Case ID: pr_41/html/0540-01.html
Source: Caselaw Access Project
Author: {"author": "Mr. Justice Aldrey", "license": "Public Domain", "url": "https://static.case.law/"}
Date Created: 2024-08-24T03:29:51.129683

Cayetano Coll Cuchi, Plaintiff and Appellee, v. Eugenio Reyes, Defendant and Appellant.
    No. 4969.
    Argued February 18, 1930.
    Decided November 20, 1930.
    
      Artemio P. Rodriguez for appellant. Luis R. Polo for appellee.
   Mr. Justice Aldrey

delivered the opinion of the Court.

The appellant sold and delivered on September 16, 1929, to the appellee 23 milch cows at $140 each, and three days before the expiration of six months from such sale and delivery he was sued by the purchaser, who claimed the sum of $670 as the value of five cows which had hidden vices or defects rendering them unfit for the use for which they were intended, as three of them had wasted udders and two were not fit for breeding on account of age. The defendant answered and, after a trial, a judgment was rendered against him which has given rise to the present appeal.

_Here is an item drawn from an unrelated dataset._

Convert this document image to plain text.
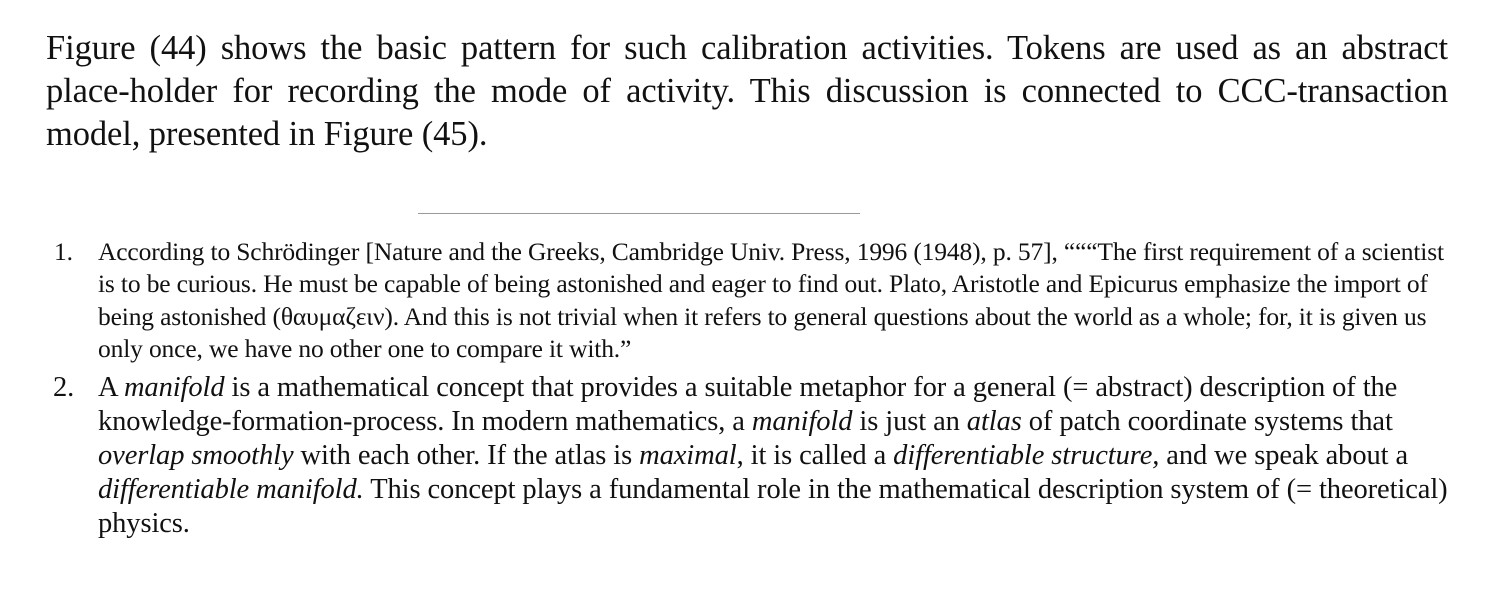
Figure (44) shows the basic pattern for such calibration activities. Tokens are used as an abstract place-holder for recording the mode of activity. This discussion is connected to CCC-transaction model, presented in Figure (45).

1. According to Schrödinger [Nature and the Greeks, Cambridge Univ. Press, 1996 (1948), p. 57], “““The first requirement of a scientist is to be curious. He must be capable of being astonished and eager to find out. Plato, Aristotle and Epicurus emphasize the import of being astonished (θαυμαζειν). And this is not trivial when it refers to general questions about the world as a whole; for, it is given us only once, we have no other one to compare it with.”
2. A manifold is a mathematical concept that provides a suitable metaphor for a general (= abstract) description of the knowledge-formation-process. In modern mathematics, a manifold is just an atlas of patch coordinate systems that overlap smoothly with each other. If the atlas is maximal, it is called a differentiable structure, and we speak about a differentiable manifold. This concept plays a fundamental role in the mathematical description system of (= theoretical) physics.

The essential ground on which the appellant relied in his answer to the complaint and which he also urges in this appeal is that, at the time the complaint was filed, the action brought by the appellee had prescribed in accordance with the provisions of sections 1399 and 1387 of the Civil Code in force.

After providing, by sections 1364 and 1377, that the vendor is bound to deliver and warrant the thing which is the subject-matter of the sale and that he shall be responsible for legal and peaceful possession thereof and for any hidden faults or defects therein, the Civil Code contains two subdivisions or paragraphs consisting of several sections each. The first seven sections of Paragraph 2 deal generally with hidden defects in the thing sold, and section 1389 gives the buyer in such cases the right, at his option, to withdraw from the contract, the expenses which he may have incurred being returned to him, which is the redhibitory action, or to demand a proportional reduction of the price, according to the judgment of experts, which is the action for reduced price or qucrnti mmoris; and these actions, according to section 1393, shall be barred six months after the delivery of the thing sold. The remaining sections of said Paragraph 2 deal with hidden vices or defects of cattle and other animals sold. Section 1399 provides that the redhibitory action, based on the vices or defects of animals, must be instituted within forty days, counted from their delivery to the buyer, unless, in accordance with the customs of the locality, longer or shorter periods are established; and section 1402 prescribes that in the sale of cattle and other animals subject to redhib-itory vices the buyer shall enjoy the privilege mentioned in section 1389, already cited; but he must avail himself thereof within the same periods which have been respectively fixed for the exercise of the redhibitory action.

From the foregoing it is to be noted that section 1402 of our Civil Code grants to the purchaser of animals subject to hidden vices the same actions that section 1389 confers upon the purchaser of things in general, namely, the redhibi-tory action for the rescission of the contract or the action for a proportional diminution of the price, with this difference: That in the cases referred to in section 1389 either action must be exercised within sixty days from the delivery of the thing sold, whereas in the case of animals this period is of forty days, for either of the two actions, as section 1399 fixes forty days for the redhibitory action in the sale of animals and section 1402 provides that in the sale of cattle and other animals the purchaser may exercise the same actions mentioned in section 1389, that is, the redhibitory action and the action for reduced price; but these must be exercised within the same period as has been respectively fixed for the exercise of the redhibitory action. As the period for the exercise of the redhibitory action in the case of the sale of animals is forty days nnder section 1399, we must reach the conclusion that forty days is the period governing in the case of actions for a proportional diminution of the price in sales of cattle and other animals. On this question Manresa, at p. 262, Vol. X of his Commentaries on the Spanish Civil Code, in dealing with section 1499 and referring to sections 1390 and 1496 of the said Code, which are equivalent to sections 1402, 1393, and 1399 of our Code, expresses himself as follows:

“The section is not confined to this, but, like section 1490, establishes a common period for the exercise of both actions on the sale of cattle and other animals. Such period is the same as the one fixed by section 1496 in dealing with the redhibitory action, that is, that established by local custom or, in default thereof, forty days.”

By reason of the foregoing, and because of the failure either to allege or to show that local custom has established a period longer than forty days for instituting the action brought by the appellee, we must conclude that said action had prescribed at the time of the filing of the complaint, and that the judgment appealed from must be reversed and another rendered instead in favor of the defendant, without special imposition of costs.